In the big picture of weight loss, it’s not what we do every now and then on vacation that determines our weight. It is the eating and drinking habits week in and week out that determine our weight. That said, if you’re not careful, you can eat/drink a lot of calories in one day, which turns into weeks of too many calories during the holidays, starting with Halloween.
The key is to plan and know what you are eating? Candy can be confusing because of the different snack sizes.
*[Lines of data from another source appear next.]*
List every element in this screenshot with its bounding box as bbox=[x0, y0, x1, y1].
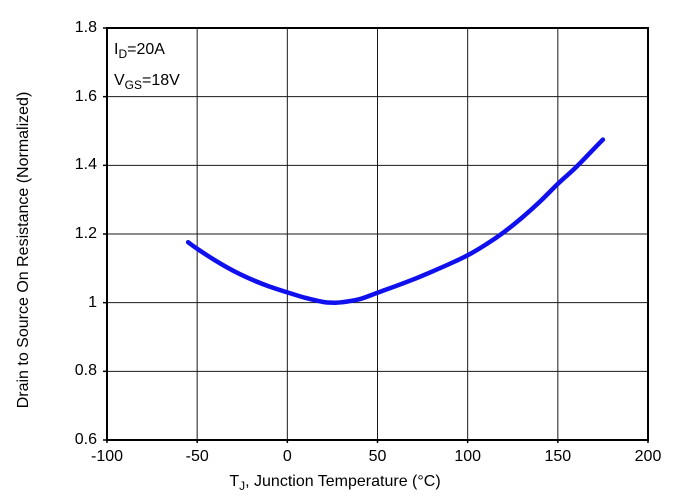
annotation-id-symbol: I bbox=[114, 41, 119, 58]
x-tick-label: -50 bbox=[185, 448, 209, 465]
y-tick-label: 1.8 bbox=[74, 19, 97, 36]
x-tick-label: 100 bbox=[454, 448, 482, 465]
x-tick-label: 200 bbox=[634, 448, 662, 465]
x-axis-title-symbol: T bbox=[229, 473, 240, 490]
y-tick-label: 0.6 bbox=[74, 431, 97, 448]
y-axis-title: Drain to Source On Resistance (Normalize… bbox=[15, 91, 32, 409]
annotation-line-vgs: VGS=18V bbox=[114, 65, 180, 96]
x-axis-title: TJ, Junction Temperature (°C) bbox=[229, 473, 441, 494]
y-tick-label: 1 bbox=[88, 293, 97, 311]
annotation-id-value: =20A bbox=[127, 41, 165, 58]
annotation-vgs-value: =18V bbox=[142, 72, 180, 89]
y-tick-label: 0.8 bbox=[74, 362, 97, 380]
x-axis-title-subscript: J bbox=[239, 479, 246, 494]
x-tick-label: 50 bbox=[368, 448, 387, 465]
resistance-curve bbox=[185, 137, 606, 305]
annotation-vgs-subscript: GS bbox=[124, 78, 143, 93]
x-tick-label: 0 bbox=[282, 448, 292, 465]
annotation-id-subscript: D bbox=[118, 47, 128, 62]
x-tick-label: -100 bbox=[90, 448, 124, 465]
conditions-annotation: ID=20A VGS=18V bbox=[114, 34, 180, 96]
x-tick-label: 150 bbox=[544, 448, 572, 465]
plot-border bbox=[106, 27, 649, 441]
y-tick-label: 1.6 bbox=[74, 87, 97, 105]
annotation-line-id: ID=20A bbox=[114, 34, 180, 65]
y-tick-label: 1.4 bbox=[74, 156, 97, 174]
x-axis-title-text: , Junction Temperature (°C) bbox=[245, 473, 441, 490]
y-tick-label: 1.2 bbox=[74, 225, 97, 242]
annotation-vgs-symbol: V bbox=[114, 72, 125, 89]
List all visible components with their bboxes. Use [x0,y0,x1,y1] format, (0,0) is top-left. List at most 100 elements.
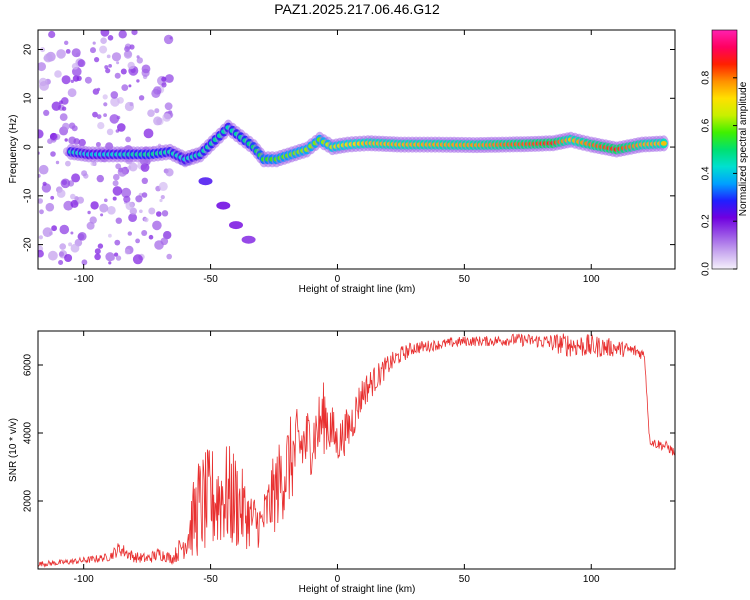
spectrogram-scatter-blob [94,253,101,261]
spectrogram-scatter-blob [107,35,114,41]
spectrogram-scatter-blob [42,227,53,238]
spectrogram-scatter-blob [127,61,135,70]
snr-y-tick-label: 4000 [23,421,34,444]
spectrogram-scatter-blob [114,239,121,246]
spectrogram-scatter-blob [68,122,76,129]
spectrogram-scatter-blob [55,160,60,165]
spectrogram-scatter-blob [51,225,57,232]
spectrogram-scatter-blob [103,102,108,107]
snr-plot-area [38,331,675,569]
spectrogram-scatter-blob [124,248,131,255]
spectrogram-scatter-blob [129,44,135,50]
spectrogram-scatter-blob [111,52,122,62]
spectrogram-scatter-blob [62,122,70,131]
spectrogram-scatter-blob [97,243,104,249]
spectrogram-scatter-blob [118,30,127,39]
spectrogram-scatter-blob [48,250,58,261]
spectrogram-scatter-blob [159,198,163,203]
spectrogram-scatter-blob [38,198,43,204]
snr-y-tick-label: 2000 [23,489,34,512]
spectrogram-scatter-blob [89,216,97,224]
colorbar-tick-label: 0.6 [701,118,712,132]
spectrogram-y-tick-label: 0 [23,144,34,150]
spectrogram-scatter-blob [95,142,101,147]
spectrogram-scatter-blob [105,68,111,74]
colorbar-tick-label: 0.8 [701,70,712,84]
spectrogram-scatter-blob [81,170,88,177]
spectrogram-scatter-blob [38,249,44,258]
spectrogram-scatter-blob [38,174,41,178]
spectrogram-y-tick-label: 20 [23,44,34,56]
spectrogram-scatter-blob [45,202,55,212]
snr-frame [37,330,676,570]
spectrogram-branch-blob [216,201,231,210]
spectrogram-scatter-blob [76,196,84,204]
snr-panel: -100 -50 0 50 100 2000 4000 6000 Height of stra… [8,330,676,595]
spectrogram-scatter-blob [128,162,138,172]
spectrogram-scatter-blob [143,128,154,139]
spectrogram-scatter-blob [100,37,107,44]
spectrogram-scatter-blob [86,221,95,230]
spectrogram-x-axis-title: Height of straight line (km) [299,284,416,295]
spectrogram-scatter-blob [160,195,165,200]
spectrogram-scatter-blob [97,87,101,91]
spectrogram-scatter-blob [96,174,105,183]
spectrogram-scatter-blob [121,187,132,198]
spectrogram-scatter-blob [163,34,174,45]
spectrogram-scatter-blob [77,232,87,241]
spectrogram-scatter-blob [141,64,151,74]
spectrogram-scatter-blob [154,108,160,114]
spectrogram-scatter-blob [141,177,148,184]
colorbar: 0.0 0.2 0.4 0.6 0.8 Normalized spectral ampl… [701,29,749,276]
spectrogram-y-axis-title: Frequency (Hz) [8,115,19,184]
spectrogram-scatter-blob [166,253,172,260]
spectrogram-scatter-blob [59,113,68,121]
figure-title: PAZ1.2025.217.06.46.G12 [274,1,440,17]
spectrogram-scatter-blob [115,163,122,170]
spectrogram-scatter-blob [54,70,62,78]
spectrogram-scatter-blob [96,114,102,119]
snr-x-tick-label: 100 [583,574,600,585]
spectrogram-scatter-blob [148,234,154,240]
spectrogram-scatter-blob [60,178,71,189]
spectrogram-scatter-blob [158,181,168,191]
spectrogram-scatter-blob [110,91,119,99]
spectrogram-x-tick-label: 100 [583,274,600,285]
spectrogram-scatter-blob [131,30,138,36]
spectrogram-scatter-blob [152,220,162,231]
spectrogram-y-tick-label: -20 [23,237,34,252]
colorbar-tick-label: 0.2 [701,214,712,228]
spectrogram-scatter-blob [120,68,127,75]
spectrogram-scatter-blob [70,193,76,200]
spectrogram-scatter-blob [68,242,73,247]
spectrogram-scatter-blob [112,180,119,187]
spectrogram-x-tick-label: -100 [74,274,94,285]
spectrogram-scatter-blob [51,101,61,111]
spectrogram-scatter-blob [73,138,80,145]
spectrogram-scatter-blob [50,151,56,157]
spectrogram-scatter-blob [107,206,116,215]
spectrogram-scatter-blob [124,46,130,52]
spectrogram-scatter-blob [43,109,50,116]
spectrogram-scatter-blob [61,106,67,111]
spectrogram-scatter-blob [112,196,117,201]
snr-x-tick-label: 50 [459,574,471,585]
spectrogram-scatter-blob [58,251,65,257]
spectrogram-scatter-blob [56,189,66,198]
spectrogram-scatter-blob [104,198,108,203]
spectrogram-scatter-blob [164,102,173,111]
spectrogram-scatter-blob [144,217,149,223]
spectrogram-scatter-blob [104,65,109,70]
spectrogram-scatter-blob [99,45,108,54]
spectrogram-x-tick-label: -50 [203,274,218,285]
spectrogram-scatter-blob [56,49,66,59]
spectrogram-scatter-blob [117,123,126,132]
spectrogram-scatter-blob [94,57,100,63]
spectrogram-branch-blob [241,235,256,244]
spectrogram-scatter-blob [165,74,174,83]
spectrogram-scatter-blob [114,252,119,257]
spectrogram-scatter-blob [64,254,73,262]
spectrogram-scatter-blob [39,209,44,215]
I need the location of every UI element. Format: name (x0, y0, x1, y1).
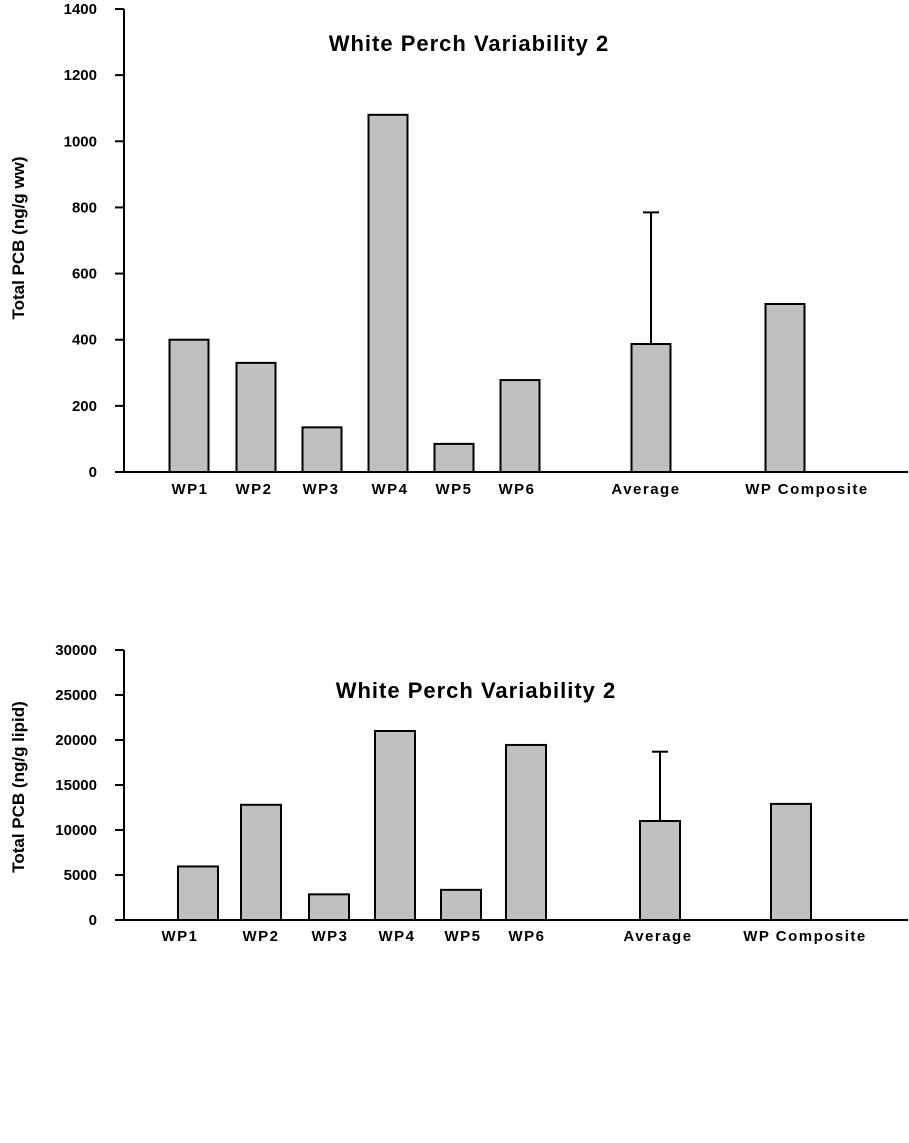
y-tick-label: 600 (72, 266, 97, 283)
chart-title: White Perch Variability 2 (329, 31, 610, 56)
y-tick-label: 10000 (55, 822, 97, 839)
x-tick-label: WP3 (311, 928, 348, 945)
x-tick-label: WP1 (171, 481, 208, 498)
chart-1: 0 200 400 600 800 1000 1200 1400 WP1 WP2 WP3 WP4 WP5… (9, 1, 908, 498)
x-tick-label: WP6 (498, 481, 535, 498)
bar-wp3 (308, 893, 350, 921)
x-tick-label: WP4 (371, 481, 408, 498)
bar-wp2 (240, 803, 282, 921)
y-tick-label: 800 (72, 199, 97, 216)
y-tick-label: 1400 (64, 1, 97, 18)
x-tick-label: WP5 (435, 481, 472, 498)
x-tick-label: WP Composite (745, 481, 869, 498)
x-tick-label: WP4 (378, 928, 415, 945)
bar-wp3 (301, 426, 343, 474)
bar-wp2 (235, 361, 277, 473)
chart-2: 0 5000 10000 15000 20000 25000 30000 WP1 WP2 WP3 W… (9, 642, 908, 945)
y-tick-label: 20000 (55, 732, 97, 749)
x-tick-label: WP1 (161, 928, 198, 945)
bar-wp1 (168, 338, 210, 474)
x-tick-label: Average (623, 928, 692, 945)
y-tick-label: 1000 (64, 133, 97, 150)
bar-wp6 (505, 743, 547, 922)
y-axis-title: Total PCB (ng/g ww) (9, 156, 28, 319)
x-tick-label: Average (611, 481, 680, 498)
bar-wp5 (433, 442, 475, 473)
x-tick-label: WP2 (242, 928, 279, 945)
bar-wp-composite (770, 802, 812, 922)
y-axis-title: Total PCB (ng/g lipid) (9, 701, 28, 873)
bar-wp4 (367, 113, 409, 473)
x-tick-label: WP2 (235, 481, 272, 498)
bar-average (639, 820, 681, 921)
x-tick-label: WP5 (444, 928, 481, 945)
y-tick-label: 0 (89, 912, 97, 929)
bar-wp-composite (764, 302, 806, 473)
bar-wp4 (374, 730, 416, 921)
y-tick-label: 0 (89, 464, 97, 481)
y-tick-label: 400 (72, 332, 97, 349)
y-tick-label: 1200 (64, 67, 97, 84)
y-tick-label: 5000 (64, 867, 97, 884)
y-tick-label: 15000 (55, 777, 97, 794)
y-tick-label: 25000 (55, 687, 97, 704)
bar-average (630, 343, 672, 474)
x-tick-label: WP6 (508, 928, 545, 945)
y-tick-label: 200 (72, 398, 97, 415)
x-tick-label: WP Composite (743, 928, 867, 945)
chart-title: White Perch Variability 2 (336, 678, 617, 703)
y-tick-label: 30000 (55, 642, 97, 659)
x-tick-label: WP3 (302, 481, 339, 498)
bar-wp1 (177, 865, 219, 922)
bar-wp5 (440, 888, 482, 921)
bar-wp6 (499, 379, 541, 473)
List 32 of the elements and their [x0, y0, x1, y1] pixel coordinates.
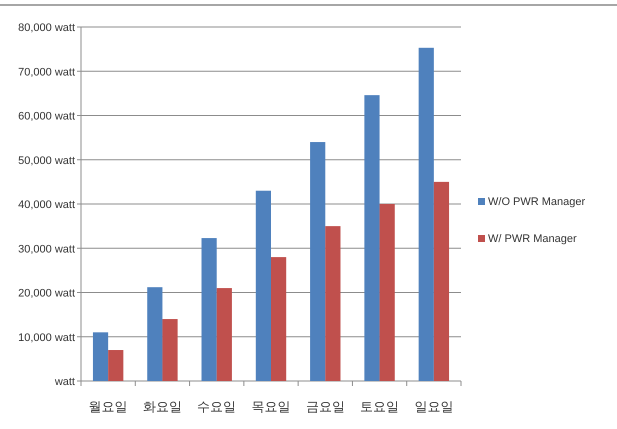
bar [271, 257, 286, 381]
y-tick-label: 60,000 watt [18, 110, 75, 122]
legend-label: W/O PWR Manager [488, 196, 586, 208]
x-tick-label: 목요일 [252, 399, 290, 414]
y-tick-label: 80,000 watt [18, 22, 75, 34]
bar [202, 238, 217, 381]
bar [92, 332, 108, 381]
bar [434, 182, 450, 381]
x-tick-label: 토요일 [360, 399, 400, 414]
bar [380, 204, 395, 381]
x-tick-label: 화요일 [142, 399, 182, 414]
bar [147, 287, 162, 381]
bar [216, 288, 232, 381]
y-tick-label: watt [54, 376, 75, 388]
y-tick-label: 50,000 watt [18, 154, 75, 167]
bar [418, 48, 434, 381]
bar [310, 142, 326, 381]
bar [162, 319, 178, 381]
y-tick-label: 20,000 watt [18, 288, 75, 300]
legend-label: W/ PWR Manager [488, 233, 577, 245]
y-tick-label: 10,000 watt [18, 332, 75, 344]
x-tick-label: 금요일 [306, 399, 345, 414]
x-tick-label: 월요일 [88, 399, 128, 414]
y-tick-label: 30,000 watt [18, 243, 75, 256]
bar [256, 190, 271, 381]
bar [108, 350, 124, 381]
y-tick-label: 40,000 watt [18, 199, 75, 211]
bar [325, 226, 340, 381]
bar [364, 95, 380, 381]
x-tick-label: 수요일 [197, 399, 236, 414]
y-tick-label: 70,000 watt [18, 66, 75, 78]
x-tick-label: 일요일 [414, 399, 454, 414]
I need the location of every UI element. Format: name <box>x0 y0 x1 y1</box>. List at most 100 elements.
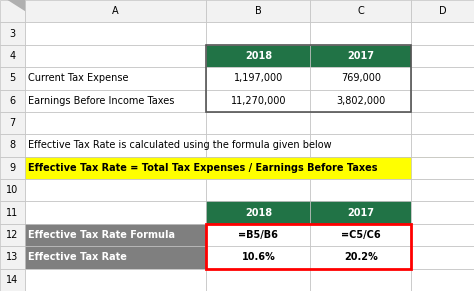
Text: 2018: 2018 <box>245 208 272 218</box>
Text: 2017: 2017 <box>347 51 374 61</box>
Bar <box>411 90 474 112</box>
Bar <box>25 224 206 246</box>
Bar <box>411 0 474 22</box>
Text: 9: 9 <box>9 163 16 173</box>
Text: 11,270,000: 11,270,000 <box>230 96 286 106</box>
Text: 4: 4 <box>9 51 16 61</box>
Bar <box>0 157 25 179</box>
Bar <box>0 67 25 90</box>
Text: 14: 14 <box>7 275 18 285</box>
Bar <box>411 134 474 157</box>
Bar <box>0 0 25 22</box>
Text: 769,000: 769,000 <box>341 73 381 83</box>
Bar <box>25 90 206 112</box>
Bar <box>206 45 411 112</box>
Bar <box>206 22 310 45</box>
Text: Effective Tax Rate is calculated using the formula given below: Effective Tax Rate is calculated using t… <box>28 141 332 150</box>
Text: 8: 8 <box>9 141 16 150</box>
Text: Effective Tax Rate = Total Tax Expenses / Earnings Before Taxes: Effective Tax Rate = Total Tax Expenses … <box>28 163 377 173</box>
Bar <box>411 269 474 291</box>
Text: 1,197,000: 1,197,000 <box>234 73 283 83</box>
Bar <box>310 134 411 157</box>
Bar <box>411 157 474 179</box>
Bar <box>206 45 310 67</box>
Bar <box>310 246 411 269</box>
Text: Effective Tax Rate Formula: Effective Tax Rate Formula <box>28 230 175 240</box>
Bar <box>310 112 411 134</box>
Bar <box>25 22 206 45</box>
Text: 6: 6 <box>9 96 16 106</box>
Bar <box>310 45 411 67</box>
Bar <box>0 269 25 291</box>
Bar <box>411 67 474 90</box>
Bar <box>25 0 206 22</box>
Bar <box>25 45 206 67</box>
Text: Current Tax Expense: Current Tax Expense <box>28 73 128 83</box>
Bar <box>310 67 411 90</box>
Text: 10.6%: 10.6% <box>241 252 275 262</box>
Bar <box>411 201 474 224</box>
Bar <box>411 22 474 45</box>
Bar <box>206 201 310 224</box>
Bar <box>206 246 310 269</box>
Bar <box>0 45 25 67</box>
Bar <box>310 179 411 201</box>
Text: 5: 5 <box>9 73 16 83</box>
Text: =C5/C6: =C5/C6 <box>341 230 381 240</box>
Bar <box>25 246 206 269</box>
Bar <box>25 157 474 179</box>
Bar <box>310 90 411 112</box>
Text: Effective Tax Rate: Effective Tax Rate <box>28 252 127 262</box>
Bar <box>0 112 25 134</box>
Bar <box>310 0 411 22</box>
Bar <box>25 269 206 291</box>
Bar <box>206 67 310 90</box>
Text: 3: 3 <box>9 29 16 39</box>
Bar <box>0 179 25 201</box>
Bar <box>310 22 411 45</box>
Text: D: D <box>439 6 447 16</box>
Text: 12: 12 <box>6 230 19 240</box>
Text: 20.2%: 20.2% <box>344 252 378 262</box>
Bar <box>25 112 206 134</box>
Bar <box>0 134 25 157</box>
Text: 2018: 2018 <box>245 51 272 61</box>
Bar <box>25 201 206 224</box>
Bar <box>25 179 206 201</box>
Bar <box>310 201 411 224</box>
Text: A: A <box>112 6 119 16</box>
Bar <box>25 67 206 90</box>
Bar <box>310 224 411 246</box>
Bar <box>206 224 310 246</box>
Text: 11: 11 <box>7 208 18 218</box>
Bar <box>411 224 474 246</box>
Text: 10: 10 <box>7 185 18 195</box>
Bar <box>25 134 206 157</box>
Bar <box>206 179 310 201</box>
Text: 7: 7 <box>9 118 16 128</box>
Bar <box>411 246 474 269</box>
Bar <box>411 179 474 201</box>
Text: =B5/B6: =B5/B6 <box>238 230 278 240</box>
Bar <box>206 0 310 22</box>
Text: B: B <box>255 6 262 16</box>
Bar <box>0 90 25 112</box>
Bar <box>310 269 411 291</box>
Bar <box>206 134 310 157</box>
Text: 2017: 2017 <box>347 208 374 218</box>
Bar <box>206 269 310 291</box>
Text: Earnings Before Income Taxes: Earnings Before Income Taxes <box>28 96 174 106</box>
Text: 3,802,000: 3,802,000 <box>337 96 385 106</box>
Bar <box>206 224 411 269</box>
Bar <box>0 22 25 45</box>
Bar <box>0 224 25 246</box>
Polygon shape <box>8 0 25 11</box>
Text: 13: 13 <box>7 252 18 262</box>
Bar <box>0 201 25 224</box>
Bar <box>206 112 310 134</box>
Bar <box>411 45 474 67</box>
Text: C: C <box>357 6 365 16</box>
Bar <box>411 112 474 134</box>
Bar <box>206 90 310 112</box>
Bar <box>0 246 25 269</box>
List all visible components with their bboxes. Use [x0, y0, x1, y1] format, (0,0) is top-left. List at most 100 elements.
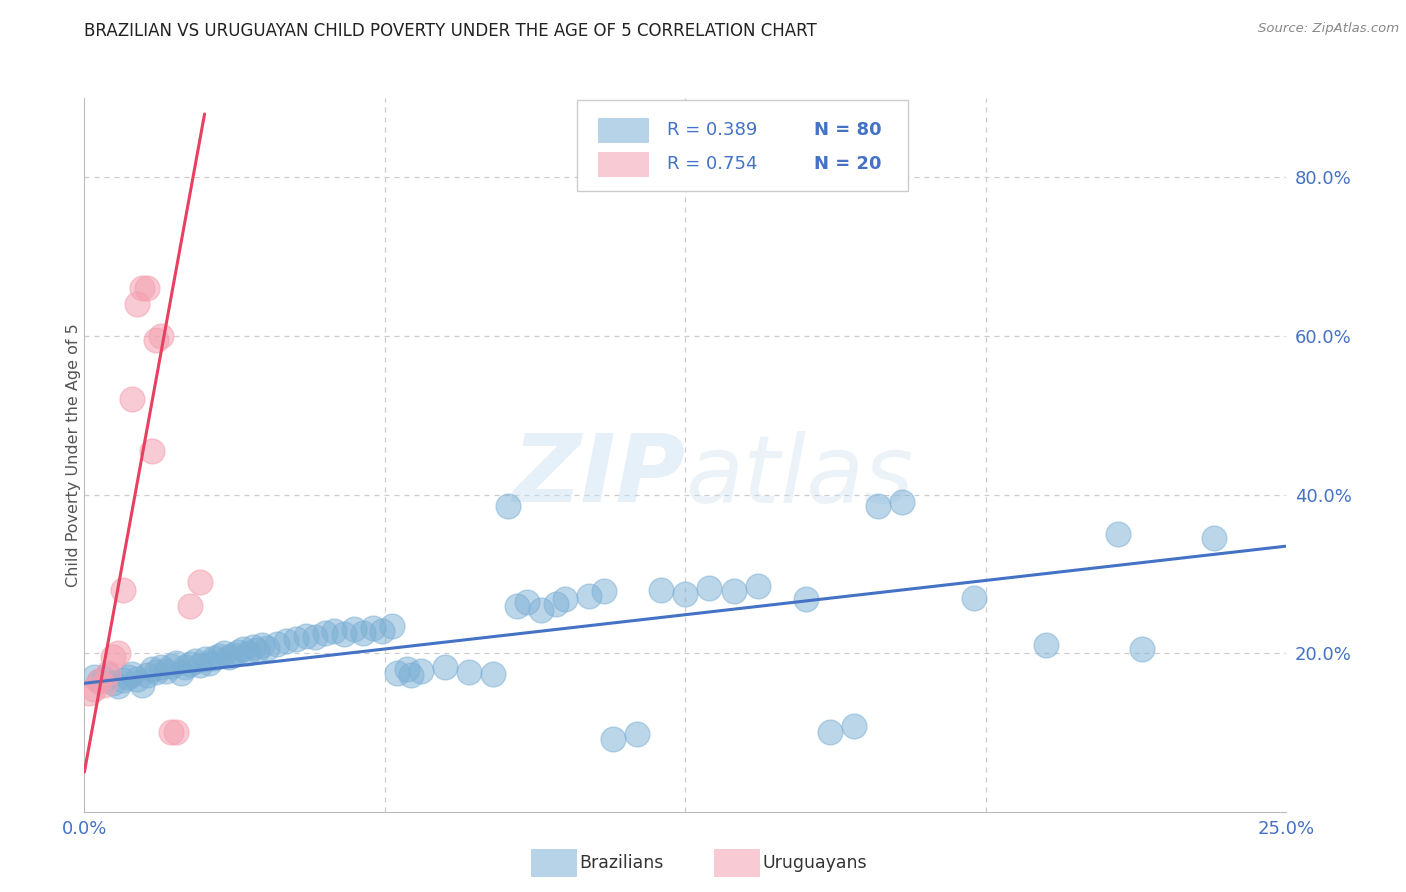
Point [135, 668, 157, 682]
Point [385, 665, 408, 680]
Point [381, 619, 404, 633]
Point [117, 670, 139, 684]
FancyBboxPatch shape [578, 100, 908, 191]
Point [103, 650, 125, 665]
Point [242, 640, 264, 654]
Point [179, 599, 201, 613]
Point [723, 584, 745, 599]
Point [794, 592, 817, 607]
Point [226, 644, 249, 658]
Point [165, 725, 187, 739]
Point [361, 621, 384, 635]
Point [111, 582, 134, 597]
Point [314, 626, 336, 640]
Point [160, 725, 183, 739]
Point [304, 630, 326, 644]
Point [83, 681, 105, 696]
Point [169, 665, 191, 680]
Point [127, 297, 149, 311]
Point [516, 594, 538, 608]
Point [1204, 531, 1226, 545]
Point [963, 591, 986, 605]
Point [107, 680, 129, 694]
Point [554, 592, 576, 607]
Text: Brazilians: Brazilians [579, 854, 664, 871]
Text: N = 20: N = 20 [814, 155, 882, 173]
Point [194, 652, 217, 666]
Point [675, 587, 697, 601]
Point [371, 624, 394, 638]
Point [150, 329, 173, 343]
Point [256, 640, 278, 655]
Point [747, 579, 769, 593]
Point [602, 731, 624, 746]
Point [212, 646, 235, 660]
Point [401, 668, 423, 682]
Point [83, 670, 105, 684]
Point [578, 589, 600, 603]
Point [458, 665, 481, 680]
Point [188, 658, 211, 673]
Point [1035, 638, 1057, 652]
Point [246, 643, 269, 657]
Point [165, 656, 187, 670]
Point [218, 650, 240, 665]
Point [333, 627, 356, 641]
FancyBboxPatch shape [598, 152, 648, 176]
Point [409, 664, 432, 678]
Point [818, 725, 841, 739]
Point [174, 660, 197, 674]
Point [482, 666, 505, 681]
Point [184, 654, 207, 668]
Point [150, 660, 173, 674]
Point [208, 649, 231, 664]
Point [135, 281, 157, 295]
Point [111, 673, 134, 687]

It’s easy to assume that since you’re eating smaller sweets that this isn’t such a big deal, but this is only true if you don’t eat too many pieces!
Before you eat candy, so how many calories you eat – it takes no time to google the calorie, sugar and fat content for Halloween candy.
Here are some examples:
Nestle’s Crunch Bar (60 calories) – 6 minutes of brisk aerobic exercise to burn!
Kit Kat Bar (70 calories) – 8 minutes of brisk aerobic exercise to burn!
4 Snickers Mini Bars (170 calories) – 18 minutes of intense workout to burn!
Full Size Twix Bar (80 Calories) – 6 Minutes of Continuous Kettlebell Swings to Burn!
4.2 Oz Candy Corn (450 calories) – 4 – 5 miles of walking to burn!
2 Peanut Butter Cups (210 calories) – 2 miles of running to burn off!
So eating a little candy is no problem, but if you don’t pay attention to how many pieces you eat, you can quickly accumulate a lot of calories that will require hours of intense exercise to burn them off!
Plan your sweets intake and know what you are going to eat and enjoy it! The other key is to eat sweets after a meal so you aren’t actually hungry; sweets and hunger are a very bad combination.